Untukmu, Berhentilah...

 


Bagaimana perasaanmu? Aku mendapatimu tengah berdiri menatap senjata yang selama ini kau sembunyikan dalam hatimu. Aku mendengar ledakan tangisan, tapi dari mana tangisan itu? Apa kau menyembunyikan tangisan di dalam hatimu juga? Oh, kutahu, pasti itu sulit bagimu. Sebab ini adalah yang pertama dalam sejarahmu. 

Kau sejauh ini berjas sejarah maha dewa. Aku yakin, kau pasti tak tahu rasanya mengenakan jas yang hampir kehilangan raganya.
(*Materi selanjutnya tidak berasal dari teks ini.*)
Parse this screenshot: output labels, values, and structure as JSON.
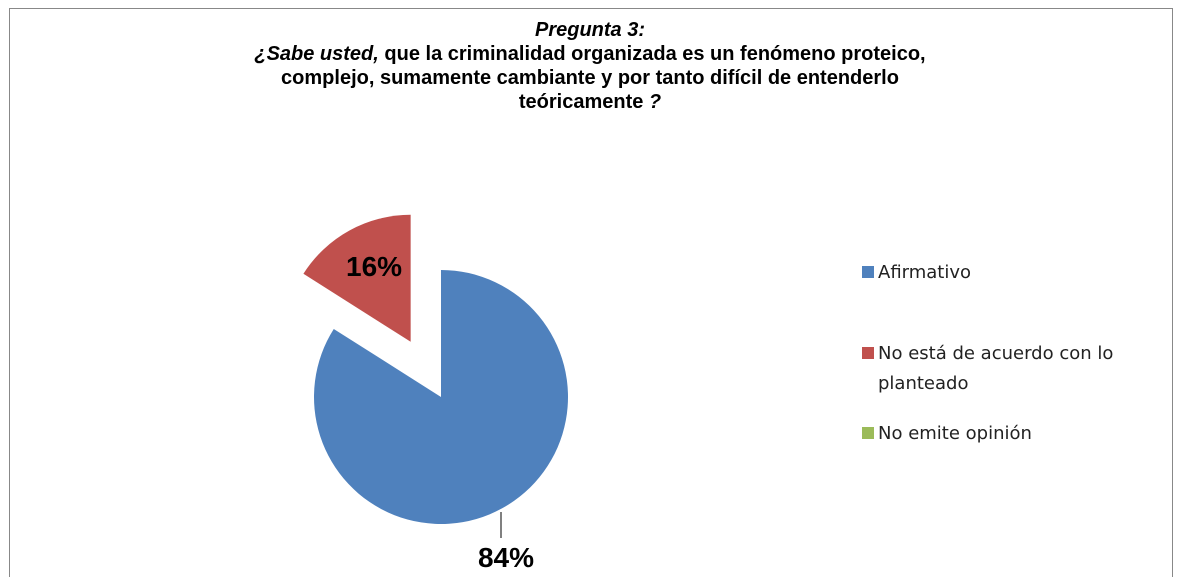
{
  "chart_data": {
    "type": "pie",
    "title": [
      [
        "Pregunta 3:"
      ],
      [
        "¿Sabe usted,",
        "que la criminalidad organizada es un fenómeno proteico,"
      ],
      [
        "complejo, sumamente cambiante y por tanto difícil de entenderlo"
      ],
      [
        "teóricamente",
        "?"
      ]
    ],
    "categories": [
      "Afirmativo",
      "No está de acuerdo con lo planteado",
      "No emite opinión"
    ],
    "values": [
      84,
      16,
      0
    ],
    "value_labels": [
      "84%",
      "16%",
      null
    ],
    "colors": [
      "#4f81bd",
      "#c0504d",
      "#9bbb59"
    ],
    "explode": [
      0,
      1,
      0
    ],
    "legend": "right"
  }
}
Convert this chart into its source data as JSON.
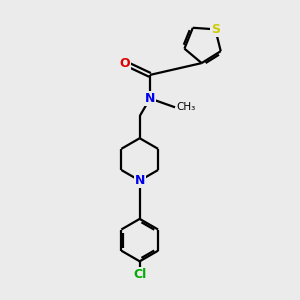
{
  "background_color": "#ebebeb",
  "bond_color": "#000000",
  "atom_colors": {
    "N": "#0000ee",
    "O": "#dd0000",
    "S": "#cccc00",
    "Cl": "#00aa00",
    "C": "#000000"
  },
  "figsize": [
    3.0,
    3.0
  ],
  "dpi": 100
}
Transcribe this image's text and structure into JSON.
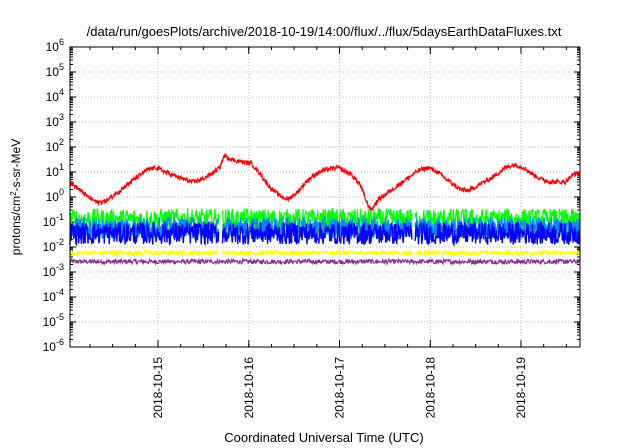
{
  "chart_data": {
    "type": "line",
    "title": "/data/run/goesPlots/archive/2018-10-19/14:00/flux/../flux/5daysEarthDataFluxes.txt",
    "xlabel": "Coordinated Universal Time (UTC)",
    "ylabel": {
      "prefix": "protons/cm",
      "sup": "2",
      "suffix": "-s-sr-MeV"
    },
    "y_scale": "log",
    "ylim_exponents": [
      -6,
      6
    ],
    "y_ticks": [
      {
        "base": "10",
        "exp": "-6",
        "value": 1e-06
      },
      {
        "base": "10",
        "exp": "-5",
        "value": 1e-05
      },
      {
        "base": "10",
        "exp": "-4",
        "value": 0.0001
      },
      {
        "base": "10",
        "exp": "-3",
        "value": 0.001
      },
      {
        "base": "10",
        "exp": "-2",
        "value": 0.01
      },
      {
        "base": "10",
        "exp": "-1",
        "value": 0.1
      },
      {
        "base": "10",
        "exp": "0",
        "value": 1
      },
      {
        "base": "10",
        "exp": "1",
        "value": 10
      },
      {
        "base": "10",
        "exp": "2",
        "value": 100
      },
      {
        "base": "10",
        "exp": "3",
        "value": 1000
      },
      {
        "base": "10",
        "exp": "4",
        "value": 10000
      },
      {
        "base": "10",
        "exp": "5",
        "value": 100000
      },
      {
        "base": "10",
        "exp": "6",
        "value": 1000000
      }
    ],
    "x_range_days": [
      0,
      5.62
    ],
    "x_ticks": [
      {
        "label": "2018-10-15",
        "day": 0.97
      },
      {
        "label": "2018-10-16",
        "day": 1.97
      },
      {
        "label": "2018-10-17",
        "day": 2.97
      },
      {
        "label": "2018-10-18",
        "day": 3.97
      },
      {
        "label": "2018-10-19",
        "day": 4.97
      }
    ],
    "grid": true,
    "legend": "none",
    "series": [
      {
        "color": "#ff0000",
        "points": [
          [
            0.0,
            4.0
          ],
          [
            0.1,
            2.0
          ],
          [
            0.2,
            1.0
          ],
          [
            0.3,
            0.6
          ],
          [
            0.4,
            0.7
          ],
          [
            0.55,
            1.8
          ],
          [
            0.7,
            5.0
          ],
          [
            0.85,
            12
          ],
          [
            0.95,
            15
          ],
          [
            1.05,
            10
          ],
          [
            1.2,
            6
          ],
          [
            1.35,
            4
          ],
          [
            1.45,
            5
          ],
          [
            1.55,
            8
          ],
          [
            1.65,
            15
          ],
          [
            1.7,
            45
          ],
          [
            1.8,
            30
          ],
          [
            1.9,
            25
          ],
          [
            2.0,
            22
          ],
          [
            2.1,
            8
          ],
          [
            2.2,
            2.5
          ],
          [
            2.3,
            1.2
          ],
          [
            2.4,
            0.8
          ],
          [
            2.5,
            1.5
          ],
          [
            2.6,
            4
          ],
          [
            2.7,
            8
          ],
          [
            2.8,
            12
          ],
          [
            2.95,
            15
          ],
          [
            3.1,
            8
          ],
          [
            3.2,
            3
          ],
          [
            3.27,
            0.6
          ],
          [
            3.32,
            0.3
          ],
          [
            3.4,
            0.8
          ],
          [
            3.55,
            2
          ],
          [
            3.7,
            5
          ],
          [
            3.85,
            12
          ],
          [
            3.95,
            15
          ],
          [
            4.05,
            10
          ],
          [
            4.15,
            5
          ],
          [
            4.3,
            2
          ],
          [
            4.4,
            1.8
          ],
          [
            4.5,
            3
          ],
          [
            4.65,
            6
          ],
          [
            4.8,
            15
          ],
          [
            4.9,
            20
          ],
          [
            5.0,
            15
          ],
          [
            5.1,
            8
          ],
          [
            5.2,
            5
          ],
          [
            5.3,
            4
          ],
          [
            5.45,
            4
          ],
          [
            5.55,
            8
          ],
          [
            5.62,
            10
          ]
        ]
      },
      {
        "color": "#00ff00",
        "center": 0.13,
        "spread": 0.28,
        "gaps": [
          [
            1.64,
            1.68
          ],
          [
            3.77,
            3.8
          ]
        ]
      },
      {
        "color": "#00aaaa",
        "center": 0.045,
        "spread": 0.22,
        "gaps": [
          [
            1.64,
            1.68
          ],
          [
            3.77,
            3.8
          ]
        ]
      },
      {
        "color": "#0088ff",
        "center": 0.065,
        "spread": 0.25,
        "gaps": [
          [
            1.64,
            1.68
          ],
          [
            3.77,
            3.8
          ]
        ]
      },
      {
        "color": "#0000ff",
        "center": 0.035,
        "spread": 0.3,
        "gaps": [
          [
            1.64,
            1.68
          ],
          [
            3.77,
            3.8
          ]
        ]
      },
      {
        "color": "#ffff00",
        "center": 0.0058,
        "spread": 0.06,
        "gaps": [
          [
            1.64,
            1.68
          ],
          [
            3.77,
            3.8
          ]
        ]
      },
      {
        "color": "#883388",
        "center": 0.0026,
        "spread": 0.06,
        "gaps": []
      }
    ]
  }
}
Dan itu wajar jika kini kau bertingkah menang padahal tengah berlutut. Dalam satu hentakan, ingin aku mengasihi juga menghajarimu. Oh, kasih, namamu telah pupus dalam radar permainan ini. 

Bukalah matamu. Menutup mata hanya semakin membutakan arah pengertian. Buka juga jas maha dewamu itu. Di hadapanku itu hanya semakin menegaskan bahwa kau tak sanggup menggenggam napas kehidupanmu. Aku tak terbuai oleh apa-apa yang kau kenakan, aku menatap lurus pada matamu. Bukalah matamu, dan pejamkan sementara mata-mata yang kau sisipkan di setiap sela raga dan mayamu. 

Bukalah matamu. Ini hanya permainan, bukan pertandingan. Tak ada kemenangan dan kekalahan di sini. Permainan ini hanya sekedar mengajakmu mengekspresikan dirimu, membuatmu berkembang dengan keberanian, dan membuatmu tertawa dengan tangan terbuka. Sekali lagi, tak ada menang dan kalah. Jika kau merasa menemukan menang dan kalah dalam permainan ini, maka itu hanya sekedar proyeksi dari dirimu. 

Bukalah matamu. Di sini semua orang berdiri dalam radar mereka. Tak ada satu atau berapapun orang yang berdiri dalam radarmu. Kau berdiri dalam radarmu. Kau, dan hanya dirimu. Begitu pun diriku juga mereka. Kami berdiri dalam radar yang kami miliki. Segala bentuk kedekatan ini hanya dalam artian raga yang berdiri dan jarak yang mempertegas keberadaan setiap orang. Maka berhentilah bersikap seakan kami berdiri dan hidup dalam radarmu. 

Bagaimana perasaanmu? Kau terlalu keras pada dirimu. Aku tahu bahwa jejak lalumu yang sebenarnya membawamu pada kiblat perasaan dan pemikiranmu. Namun, jejak lalu itu telah hilang ditelan pergerakan alam. Kau kini adalah dirimu yang sekarang, kau berdiri di atas ragamu, bukan jejak lalumu. Jejakmu itu tak berarti apa-apa, ia tak lain hanyalah petunjuk bahwa kau telah melangkah. Jejakmu tak hadir untuk menentukan siapa dirimu di masa kini. Siapa dirimu sekarang ada dalam pilihanmu sekarang. Bukan jejak lalumu. 

Sebenarnya tak masalah kau mengenakan jas maha dewa itu dan segala macam nama yang menghiasimu. Namun, peluk juga dirimu. Biarkan segala bentuk penghargaan itu memelukmu, bukan sebaliknya. Kau hidup untuk dirimu, bukan untuk penghargaan yang kau sembunyikan dalam hatimu. 

Dan untuk yang terakhir kalinya, di sini, kau tak menang juga tak kalah.